Seventh and ninth graders are screened through SBIRT, Mashburn says. The screening consists of a short interview that assesses risks—with questions like “Have you ever gotten into a car with someone who’s been drinking?”—and then, if necessary, refers a student to the appropriate resources.
Teenagers are not the primary age group in Somerville affected by opioid use, Mashburn and Simolaris explain. People between the ages of 25 and 34 are most at risk, according to Mashburn. But the 2017 Wellbeing of Somerville report emphasizes how health factors at various stages of life influence health later on, and so efforts to warn teens about the dangers of opioids can pay off later in their lives. In 2016, over 89 percent of high schoolers thought that illegal drugs other than marijuana were risky, according to the wellbeing report.
“An important step in preventing opioid dependence later in life is to avoid any illicit drug use in adolescence,” the report says.
Since these programs are new to the district—SBIRT and the classroom curricula in their current forms were adopted in 2016—the city isn’t able to measure their effects yet. The youth risk behavior survey that will be administered to high schoolers next year will shed some light, but Mashburn says the effects can’t truly be gauged for four to six years.
But there is hopeful data both locally and statewide. Fatal opioid overdoses across Massachusetts in the first quarter of 2017 were nine percent lower than the same period in 2016, according to Somerville’s wellbeing report, and opioid-related fatalities decreased in the city.
Baker’s emphasis on early prevention and education is in line with Somerville’s current approach, Mashburn explains.

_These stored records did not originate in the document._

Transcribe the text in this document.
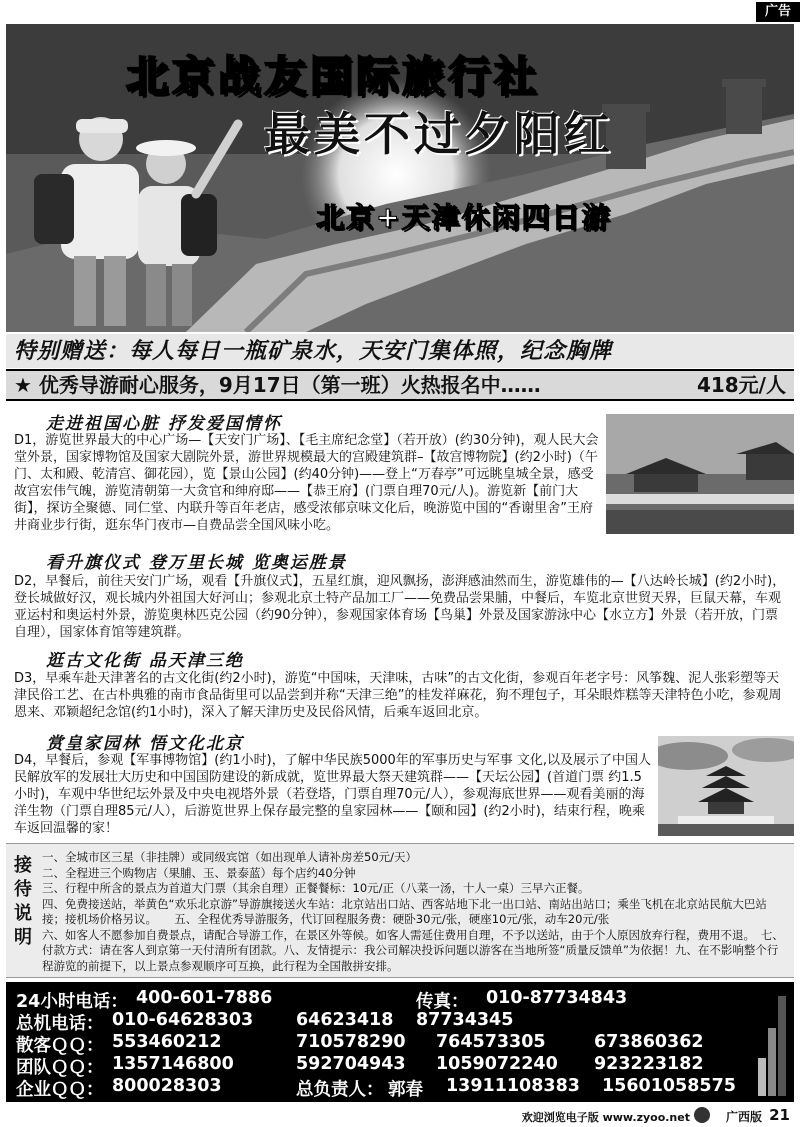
广告
北京战友国际旅行社
最美不过夕阳红
北京+天津休闲四日游
特别赠送：每人每日一瓶矿泉水，天安门集体照，纪念胸牌
★ 优秀导游耐心服务，9月17日（第一班）火热报名中……	418元/人
走进祖国心脏 抒发爱国情怀
D1，游览世界最大的中心广场—【天安门广场】、【毛主席纪念堂】（若开放）(约30分钟)，观人民大会堂外景，国家博物馆及国家大剧院外景，游世界规模最大的宫殿建筑群–【故宫博物院】(约2小时)（午门、太和殿、乾清宫、御花园），览【景山公园】(约40分钟)——登上“万春亭”可远眺皇城全景，感受故宫宏伟气魄，游览清朝第一大贪官和绅府邸——【恭王府】(门票自理70元/人)。游览新【前门大街】，探访全聚德、同仁堂、内联升等百年老店，感受浓郁京味文化后，晚游览中国的“香谢里舍”王府井商业步行街，逛东华门夜市—自费品尝全国风味小吃。
看升旗仪式 登万里长城 览奥运胜景
D2，早餐后，前往天安门广场，观看【升旗仪式】，五星红旗，迎风飘扬，澎湃感油然而生，游览雄伟的—【八达岭长城】(约2小时)，登长城做好汉，观长城内外祖国大好河山；参观北京土特产品加工厂——免费品尝果脯，中餐后，车览北京世贸天界，巨鼠天幕，车观亚运村和奥运村外景，游览奥林匹克公园（约90分钟），参观国家体育场【鸟巢】外景及国家游泳中心【水立方】外景（若开放，门票自理），国家体育馆等建筑群。
逛古文化街 品天津三绝
D3，早乘车赴天津著名的古文化街(约2小时)，游览“中国味，天津味，古味”的古文化街，参观百年老字号：风筝魏、泥人张彩塑等天津民俗工艺、在古朴典雅的南市食品街里可以品尝到并称“天津三绝”的桂发祥麻花，狗不理包子，耳朵眼炸糕等天津特色小吃，参观周恩来、邓颖超纪念馆(约1小时)，深入了解天津历史及民俗风情，后乘车返回北京。
赏皇家园林 悟文化北京
D4，早餐后，参观【军事博物馆】(约1小时)，了解中华民族5000年的军事历史与军事 文化,以及展示了中国人民解放军的发展壮大历史和中国国防建设的新成就，览世界最大祭天建筑群——【天坛公园】(首道门票 约1.5小时)，车观中华世纪坛外景及中央电视塔外景（若登塔，门票自理70元/人），参观海底世界——观看美丽的海洋生物（门票自理85元/人），后游览世界上保存最完整的皇家园林——【颐和园】(约2小时)，结束行程，晚乘车返回温馨的家！
接
待
说
明
一、全城市区三星（非挂牌）或同级宾馆（如出现单人请补房差50元/天）
二、全程进三个购物店（果脯、玉、景泰蓝）每个店约40分钟
三、行程中所含的景点为首道大门票（其余自理）正餐餐标：10元/正（八菜一汤，十人一桌）三早六正餐。
四、免费接送站，举黄色“欢乐北京游”导游旗接送火车站：北京站出口站、西客站地下北一出口站、南站出站口；乘坐飞机在北京站民航大巴站接；接机场价格另议。　　五、全程优秀导游服务，代订回程服务费：硬卧30元/张，硬座10元/张，动车20元/张
六、如客人不愿参加自费景点，请配合导游工作，在景区外等候。如客人需延住费用自理，不予以送站，由于个人原因放弃行程，费用不退。　七、付款方式：请在客人到京第一天付清所有团款。八、友情提示：我公司解决投诉问题以游客在当地所签“质量反馈单”为依据！九、在不影响整个行程游览的前提下，以上景点参观顺序可互换，此行程为全国散拼安排。
24小时电话： 400-601-7886	传真： 010-87734843
总机电话： 010-64628303 64623418 87734345
散客ＱＱ： 553460212	710578290 764573305	673860362
团队ＱＱ： 1357146800	592704943 1059072240 923223182
企业ＱＱ： 800028303	总负责人： 郭春 13911108383 15601058575
欢迎浏览电子版 www.zyoo.net	广西版 21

“We’re not going to treat our way out of the epidemic, but we can prevent it from happening again. If we give people the tools, such as kids, that they need to make effective decisions in life, then we’ll have a better outcome,” he says. “That doesn’t mean that treatment and intervention is not needed,” he adds.

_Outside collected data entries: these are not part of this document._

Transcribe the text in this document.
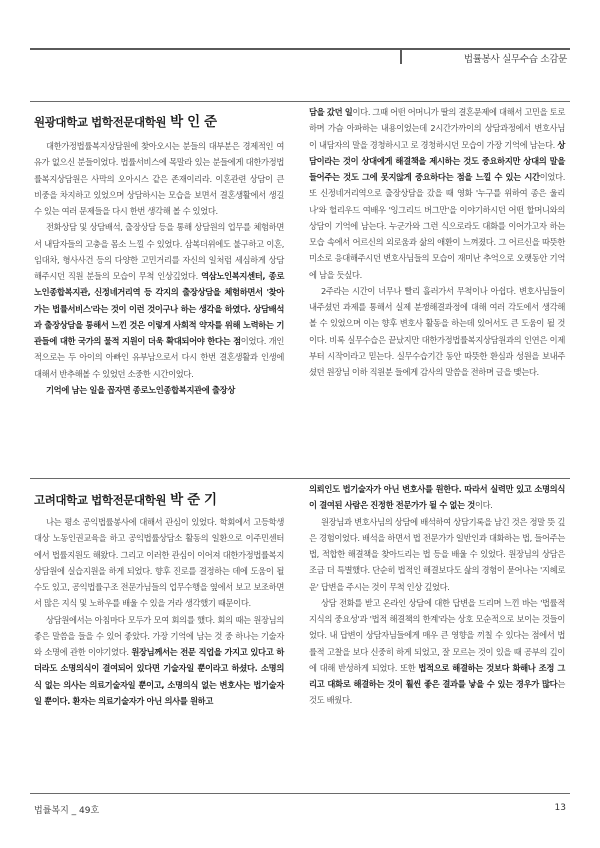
법률봉사 실무수습 소감문
원광대학교 법학전문대학원 박 인 준

대한가정법률복지상담원에 찾아오시는 분들의 대부분은 경제적인 여유가 없으신 분들이었다. 법률서비스에 목말라 있는 분들에게 대한가정법률복지상담원은 사막의 오아시스 같은 존재이리라. 이혼관련 상담이 큰 비중을 차지하고 있었으며 상담하시는 모습을 보면서 결혼생활에서 생길 수 있는 여러 문제들을 다시 한번 생각해 볼 수 있었다.

전화상담 및 상담배석, 출장상담 등을 통해 상담원의 업무를 체험하면서 내담자들의 고충을 몸소 느낄 수 있었다. 삼복더위에도 불구하고 이혼, 임대차, 형사사건 등의 다양한 고민거리를 자신의 일처럼 세심하게 상담해주시던 직원 분들의 모습이 무척 인상깊었다. 역삼노인복지센터, 종로노인종합복지관, 신정네거리역 등 각지의 출장상담을 체험하면서 '찾아가는 법률서비스'라는 것이 이런 것이구나 하는 생각을 하였다. 상담배석과 출장상담을 통해서 느낀 것은 이렇게 사회적 약자를 위해 노력하는 기관들에 대한 국가의 물적 지원이 더욱 확대되어야 한다는 점이었다. 개인적으로는 두 아이의 아빠인 유부남으로서 다시 한번 결혼생활과 인생에 대해서 반추해볼 수 있었던 소중한 시간이었다.

기억에 남는 일을 꼽자면 종로노인종합복지관에 출장상

담을 갔던 일이다. 그때 어떤 어머니가 딸의 결혼문제에 대해서 고민을 토로하며 가슴 아파하는 내용이었는데 2시간가까이의 상담과정에서 변호사님이 내담자의 말을 경청하시고 로 경청하시던 모습이 가장 기억에 남는다. 상담이라는 것이 상대에게 해결책을 제시하는 것도 중요하지만 상대의 말을 들어주는 것도 그에 못지않게 중요하다는 점을 느낄 수 있는 시간이었다. 또 신정네거리역으로 출장상담을 갔을 때 영화 '누구를 위하여 종은 울리나'와 헐리우드 여배우 '잉그리드 버그만'을 이야기하시던 어떤 할머니와의 상담이 기억에 남는다. 누군가와 그런 식으로라도 대화를 이어가고자 하는 모습 속에서 어르신의 외로움과 삶의 애환이 느껴졌다. 그 어르신을 따뜻한 미소로 응대해주시던 변호사님들의 모습이 재미난 추억으로 오랫동안 기억에 남을 듯싶다.

2주라는 시간이 너무나 빨리 흘러가서 무척이나 아쉽다. 변호사님들이 내주셨던 과제를 통해서 실제 분쟁해결과정에 대해 여러 각도에서 생각해 볼 수 있었으며 이는 향후 변호사 활동을 하는데 있어서도 큰 도움이 될 것이다. 비록 실무수습은 끝났지만 대한가정법률복지상담원과의 인연은 이제부터 시작이라고 믿는다. 실무수습기간 동안 따뜻한 환심과 성원을 보내주셨던 원장님 이하 직원분 들에게 감사의 말씀을 전하며 글을 맺는다.

고려대학교 법학전문대학원 박 준 기

나는 평소 공익법률봉사에 대해서 관심이 있었다. 학회에서 고등학생 대상 노동인권교육을 하고 공익법률상담소 활동의 일환으로 이주민센터에서 법률지원도 해왔다. 그리고 이러한 관심이 이어져 대한가정법률복지상담원에 실습지원을 하게 되었다. 향후 진로를 결정하는 데에 도움이 될 수도 있고, 공익법률구조 전문가님들의 업무수행을 옆에서 보고 보조하면서 많은 지식 및 노하우를 배울 수 있을 거라 생각했기 때문이다.

상담원에서는 아침마다 모두가 모여 회의를 했다. 회의 때는 원장님의 좋은 말씀을 들을 수 있어 좋았다. 가장 기억에 남는 것 중 하나는 기술자와 소명에 관한 이야기였다. 원장님께서는 전문 직업을 가지고 있다고 하더라도 소명의식이 결여되어 있다면 기술자일 뿐이라고 하셨다. 소명의식 없는 의사는 의료기술자일 뿐이고, 소명의식 없는 변호사는 법기술자일 뿐이다. 환자는 의료기술자가 아닌 의사를 원하고

의뢰인도 법기술자가 아닌 변호사를 원한다. 따라서 실력만 있고 소명의식이 결여된 사람은 진정한 전문가가 될 수 없는 것이다.

원장님과 변호사님의 상담에 배석하여 상담기록을 남긴 것은 정말 뜻 깊은 경험이었다. 배석을 하면서 법 전문가가 일반인과 대화하는 법, 들어주는 법, 적합한 해결책을 찾아드리는 법 등을 배울 수 있었다. 원장님의 상담은 조금 더 특별했다. 단순히 법적인 해결보다도 삶의 경험이 묻어나는 '지혜로운' 답변을 주시는 것이 무척 인상 깊었다.

상담 전화를 받고 온라인 상담에 대한 답변을 드리며 느낀 바는 '법률적 지식의 중요성'과 '법적 해결책의 한계'라는 상호 모순적으로 보이는 것들이었다. 내 답변이 상담자님들에게 매우 큰 영향을 끼칠 수 있다는 점에서 법률적 고찰을 보다 신중히 하게 되었고, 잘 모르는 것이 있을 때 공부의 깊이에 대해 반성하게 되었다. 또한 법적으로 해결하는 것보다 화해나 조정 그리고 대화로 해결하는 것이 훨씬 좋은 결과를 낳을 수 있는 경우가 많다는 것도 배웠다.

법률복지 _ 49호	13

Better access to better treatment is one of the other goals of Baker’s package, which Mashburn says will largely be tackled at the state level due to the significant costs involved. It also aims to work with the medical community to address addiction to prescription painkillers. Somerville has already made strides in this area as well; according to Mashburn, Cambridge Health Alliance’s emergency department only gives out certain drugs in two- or three-day doses, with patients needing to be reevaluated before receiving a refill. The Office of Prevention has also encouraged doctors to have information available in their offices on the potential hazards of prescription drugs, and has worked with doctors, police officers, and fire fighters to make sure that Narcan is readily available.
“We’re doing a bunch of it already, but it’s nice to get the governor to put it in writing and say these are the steps that people should take,” Mashburn says. “And it’s nice to confirm that we’re doing the right thing.”